Character sketches were made for the project, but the studio got cold feet and quietly abandoned the effort. To date, there has never been a film version of “Toinette’s Philip”.
“Where the Wild Things Are”: Disney has acquired the rights to Maurice Sendak beloved children’s book from 1963 to the early 1980s that would combine traditional and computer animation. John Lasseter and Glenn Kean collaborated on test footage of the Sendak tale, using 2D characters on 3D backgrounds.

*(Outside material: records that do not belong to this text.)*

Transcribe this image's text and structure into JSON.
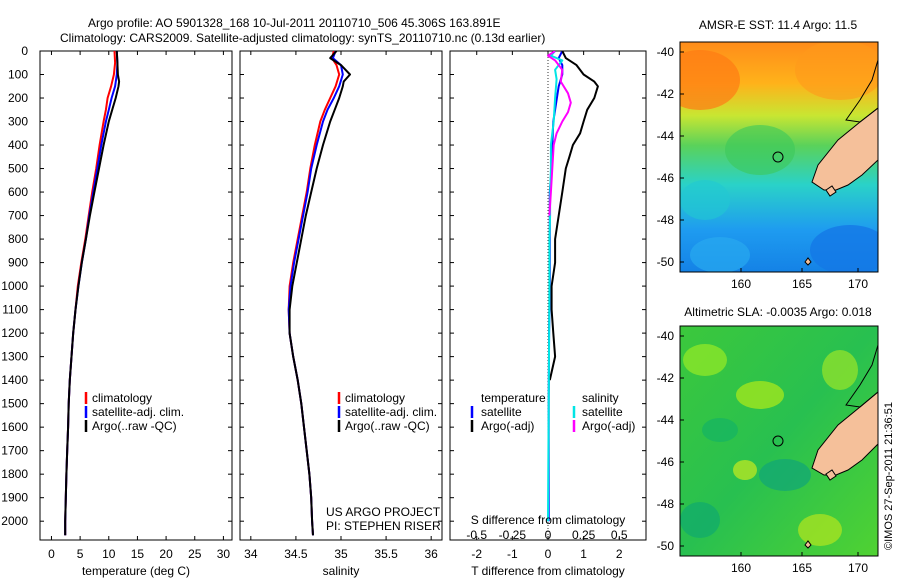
{
  "header": {
    "line1": "Argo profile: AO 5901328_168 10-Jul-2011 20110710_506 45.306S 163.891E",
    "line2": "Climatology: CARS2009. Satellite-adjusted climatology: synTS_20110710.nc (0.13d earlier)"
  },
  "colors": {
    "climatology": "#ff0000",
    "satellite": "#0000ff",
    "argo": "#000000",
    "s_satellite": "#00e5e5",
    "s_argo": "#ff00ff",
    "land": "#f5c09a"
  },
  "chart_data": [
    {
      "type": "line",
      "panel": "temperature",
      "xlabel": "temperature (deg C)",
      "xticks": [
        "0",
        "5",
        "10",
        "15",
        "20",
        "25",
        "30"
      ],
      "xlim": [
        -2,
        31.5
      ],
      "ylim": [
        2080,
        0
      ],
      "yticks": [
        "0",
        "100",
        "200",
        "300",
        "400",
        "500",
        "600",
        "700",
        "800",
        "900",
        "1000",
        "1100",
        "1200",
        "1300",
        "1400",
        "1500",
        "1600",
        "1700",
        "1800",
        "1900",
        "2000"
      ],
      "legend": [
        "climatology",
        "satellite-adj. clim.",
        "Argo(..raw -QC)"
      ],
      "series": [
        {
          "name": "climatology",
          "depth": [
            0,
            50,
            100,
            150,
            200,
            250,
            300,
            400,
            500,
            600,
            700,
            800,
            900,
            1000,
            1100,
            1200,
            1300,
            1400,
            1500,
            1600,
            1700,
            1800,
            1900,
            2000,
            2060
          ],
          "values": [
            11.0,
            11.1,
            10.9,
            10.4,
            9.8,
            9.5,
            9.1,
            8.4,
            7.8,
            7.1,
            6.5,
            5.9,
            5.2,
            4.6,
            4.2,
            3.8,
            3.5,
            3.2,
            3.0,
            2.9,
            2.75,
            2.6,
            2.5,
            2.4,
            2.4
          ]
        },
        {
          "name": "satellite-adj. clim.",
          "depth": [
            0,
            50,
            100,
            150,
            200,
            250,
            300,
            400,
            500,
            600,
            700,
            800,
            900,
            1000,
            1100,
            1200,
            1300,
            1400,
            1500,
            1600,
            1700,
            1800,
            1900,
            2000,
            2060
          ],
          "values": [
            11.4,
            11.5,
            11.4,
            11.1,
            10.5,
            10.0,
            9.5,
            8.7,
            8.0,
            7.3,
            6.6,
            6.0,
            5.3,
            4.7,
            4.2,
            3.8,
            3.5,
            3.2,
            3.0,
            2.9,
            2.75,
            2.6,
            2.5,
            2.4,
            2.4
          ]
        },
        {
          "name": "Argo(..raw -QC)",
          "depth": [
            0,
            50,
            100,
            130,
            150,
            200,
            250,
            300,
            400,
            500,
            600,
            700,
            800,
            900,
            1000,
            1100,
            1200,
            1300,
            1400,
            1500,
            1600,
            1700,
            1800,
            1900,
            2000,
            2060
          ],
          "values": [
            11.4,
            11.5,
            11.6,
            11.8,
            11.7,
            11.2,
            10.6,
            10.0,
            9.1,
            8.3,
            7.5,
            6.7,
            6.0,
            5.3,
            4.7,
            4.2,
            3.8,
            3.5,
            3.2,
            3.0,
            2.9,
            2.75,
            2.6,
            2.5,
            2.4,
            2.4
          ]
        }
      ]
    },
    {
      "type": "line",
      "panel": "salinity",
      "xlabel": "salinity",
      "xticks": [
        "34",
        "34.5",
        "35",
        "35.5",
        "36"
      ],
      "xlim": [
        33.88,
        36.12
      ],
      "ylim": [
        2080,
        0
      ],
      "legend": [
        "climatology",
        "satellite-adj. clim.",
        "Argo(..raw -QC)"
      ],
      "annotation": [
        "US ARGO PROJECT",
        "PI: STEPHEN RISER"
      ],
      "series": [
        {
          "name": "climatology",
          "depth": [
            0,
            30,
            60,
            100,
            150,
            200,
            250,
            300,
            400,
            500,
            600,
            700,
            800,
            900,
            1000,
            1100,
            1200,
            1300,
            1400,
            1500,
            1600,
            1700,
            1800,
            1900,
            2000,
            2060
          ],
          "values": [
            34.92,
            34.9,
            34.95,
            34.98,
            34.94,
            34.88,
            34.82,
            34.77,
            34.71,
            34.66,
            34.62,
            34.57,
            34.52,
            34.47,
            34.43,
            34.42,
            34.43,
            34.47,
            34.52,
            34.56,
            34.59,
            34.62,
            34.65,
            34.67,
            34.68,
            34.69
          ]
        },
        {
          "name": "satellite-adj. clim.",
          "depth": [
            0,
            30,
            60,
            100,
            150,
            200,
            250,
            300,
            400,
            500,
            600,
            700,
            800,
            900,
            1000,
            1100,
            1200,
            1300,
            1400,
            1500,
            1600,
            1700,
            1800,
            1900,
            2000,
            2060
          ],
          "values": [
            34.94,
            34.91,
            35.0,
            35.02,
            34.98,
            34.92,
            34.85,
            34.8,
            34.73,
            34.67,
            34.63,
            34.58,
            34.53,
            34.48,
            34.44,
            34.42,
            34.43,
            34.47,
            34.52,
            34.56,
            34.59,
            34.62,
            34.65,
            34.67,
            34.68,
            34.69
          ]
        },
        {
          "name": "Argo(..raw -QC)",
          "depth": [
            0,
            30,
            60,
            100,
            130,
            150,
            200,
            250,
            300,
            400,
            500,
            600,
            700,
            800,
            900,
            1000,
            1100,
            1200,
            1300,
            1400,
            1500,
            1600,
            1700,
            1800,
            1900,
            2000,
            2060
          ],
          "values": [
            34.95,
            34.88,
            35.0,
            35.1,
            35.03,
            35.02,
            34.98,
            34.93,
            34.88,
            34.8,
            34.73,
            34.67,
            34.61,
            34.56,
            34.51,
            34.46,
            34.43,
            34.43,
            34.47,
            34.52,
            34.56,
            34.59,
            34.62,
            34.65,
            34.67,
            34.68,
            34.69
          ]
        }
      ]
    },
    {
      "type": "line",
      "panel": "difference",
      "xlabel": "T difference from climatology",
      "xticks": [
        "-2",
        "-1",
        "0",
        "1",
        "2"
      ],
      "xlim": [
        -2.75,
        2.75
      ],
      "s_xlabel": "S difference from climatology",
      "s_xticks": [
        "-0.5",
        "-0.25",
        "0",
        "0.25",
        "0.5"
      ],
      "ylim": [
        2080,
        0
      ],
      "legend_temperature": {
        "title": "temperature",
        "items": [
          "satellite",
          "Argo(-adj)"
        ]
      },
      "legend_salinity": {
        "title": "salinity",
        "items": [
          "satellite",
          "Argo(-adj)"
        ]
      },
      "series": [
        {
          "name": "temperature satellite",
          "depth": [
            0,
            30,
            60,
            100,
            150,
            200,
            250,
            300,
            400,
            500,
            600,
            800,
            1000,
            1200,
            1500,
            2000
          ],
          "values": [
            0.4,
            0.3,
            0.4,
            0.4,
            0.3,
            0.25,
            0.2,
            0.15,
            0.12,
            0.1,
            0.05,
            0.05,
            0.05,
            0.03,
            0.02,
            0.02
          ]
        },
        {
          "name": "temperature Argo(-adj)",
          "depth": [
            0,
            30,
            60,
            100,
            130,
            150,
            200,
            250,
            300,
            350,
            400,
            450,
            500,
            600,
            700,
            800,
            900,
            1000,
            1100,
            1200,
            1300,
            1400
          ],
          "values": [
            0.4,
            0.5,
            0.8,
            1.0,
            1.3,
            1.4,
            1.3,
            1.1,
            1.0,
            0.9,
            0.7,
            0.6,
            0.5,
            0.4,
            0.3,
            0.2,
            0.2,
            0.1,
            0.1,
            0.15,
            0.2,
            0.05
          ]
        },
        {
          "name": "salinity satellite",
          "depth": [
            0,
            20,
            40,
            80,
            120,
            200,
            300,
            400,
            500,
            600,
            700,
            800,
            900,
            1000,
            1500,
            2000
          ],
          "values": [
            0.05,
            0.02,
            0.1,
            0.05,
            0.06,
            0.05,
            0.04,
            0.02,
            0.02,
            0.015,
            0.015,
            0.01,
            0.01,
            0.01,
            0.005,
            0.0
          ]
        },
        {
          "name": "salinity Argo(-adj)",
          "depth": [
            0,
            20,
            40,
            80,
            130,
            180,
            220,
            260,
            300,
            350,
            400,
            500,
            600,
            700
          ],
          "values": [
            0.05,
            0.0,
            0.05,
            0.1,
            0.09,
            0.14,
            0.16,
            0.14,
            0.1,
            0.06,
            0.04,
            0.03,
            0.02,
            0.01
          ]
        }
      ]
    }
  ],
  "maps": {
    "sst": {
      "title": "AMSR-E SST: 11.4 Argo: 11.5",
      "lat_ticks": [
        "-40",
        "-42",
        "-44",
        "-46",
        "-48",
        "-50"
      ],
      "lon_ticks": [
        "160",
        "165",
        "170"
      ],
      "argo_marker": {
        "lon": 163.891,
        "lat": -45.306
      }
    },
    "sla": {
      "title": "Altimetric SLA: -0.0035 Argo: 0.018",
      "lat_ticks": [
        "-40",
        "-42",
        "-44",
        "-46",
        "-48",
        "-50"
      ],
      "lon_ticks": [
        "160",
        "165",
        "170"
      ],
      "argo_marker": {
        "lon": 163.891,
        "lat": -45.306
      }
    }
  },
  "footer_stamp": "©IMOS 27-Sep-2011 21:36:51"
}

Disney dropped the project, citing a high budget, and also dropped Lasseter, who went to work at Lucasfilm; Keane was assigned to “The Great Mouse Detective”. Sendak’s book was turned into a live-action movie by Spike Jonze in 2009 while the Disney images later found their way online.
“Wildlife”: This 1999 animated feature centered on Ella, a zoo elephant who is accidentally electrocuted and wakes up from her shock thinking she is a famous pop singer who is the toast of the New York club scene.

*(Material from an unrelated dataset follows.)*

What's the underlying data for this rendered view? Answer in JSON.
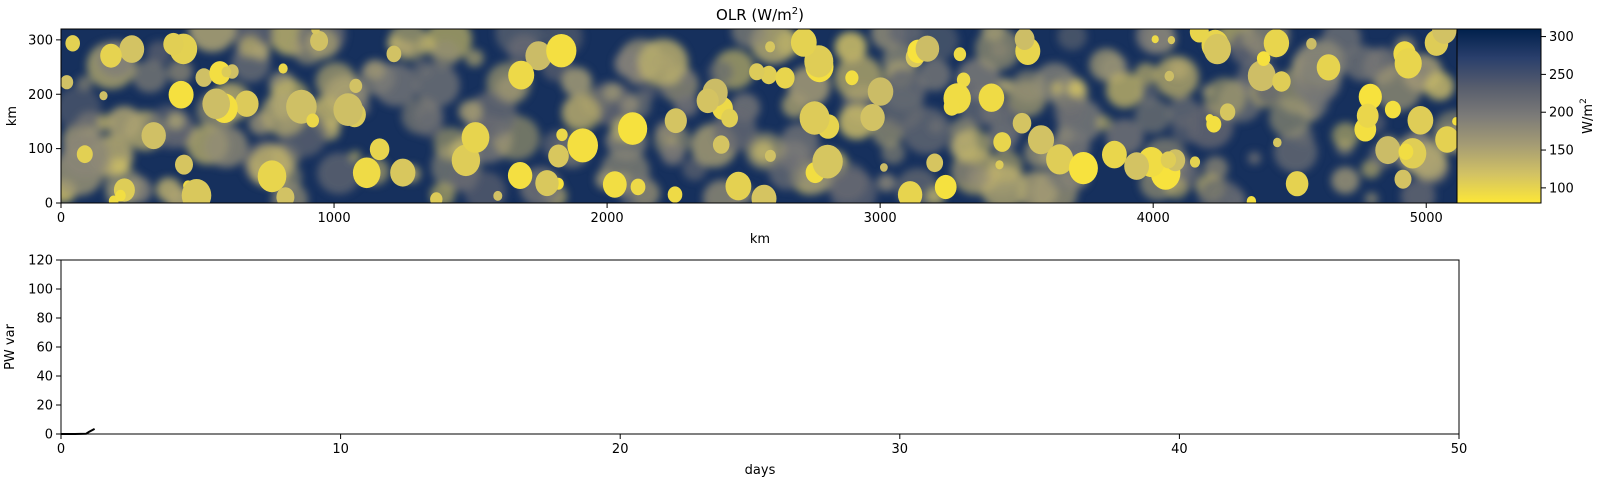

The film was supposed to be the first non-Pixar CGI film produced by Disney, but the project was scuttled after very un-Disney adult humor was incorporated into the script – VP Roy Disney reportedly killed the project because of a joke when two stereotypical gay characters walked into a sewer and one of them asked his comrade, “Have you ever been in a manhole before?”
“Yellow Submarine”: In 2009, Disney announced it was remaking the 1968 animated classic “Yellow Submarine” as a 3D animated production using performance capture technology. The studio licensed 16 Beatles songs from Sony/ATV Music Publishing LLC and EMI-Capitol Records for the soundtrack and entrusted the film to ImageMovers Digital, a joint venture created in 2007 with the filmmaker Robert Zemeckis.
However, the first two ImageMovers Digital productions made under the Disney banner, “A Christmas Carol” (2009) and “Mars Needs Moms” (2010), were box office failures. Disney lost faith in the joint venture and halted its projects, including “Yellow Submarine.” Some test footage and character sketches from this aborted project later appeared online.
Photos courtesy of The Disney Wiki and Cinema Crazed; Top photo courtesy of Resolución Argenta.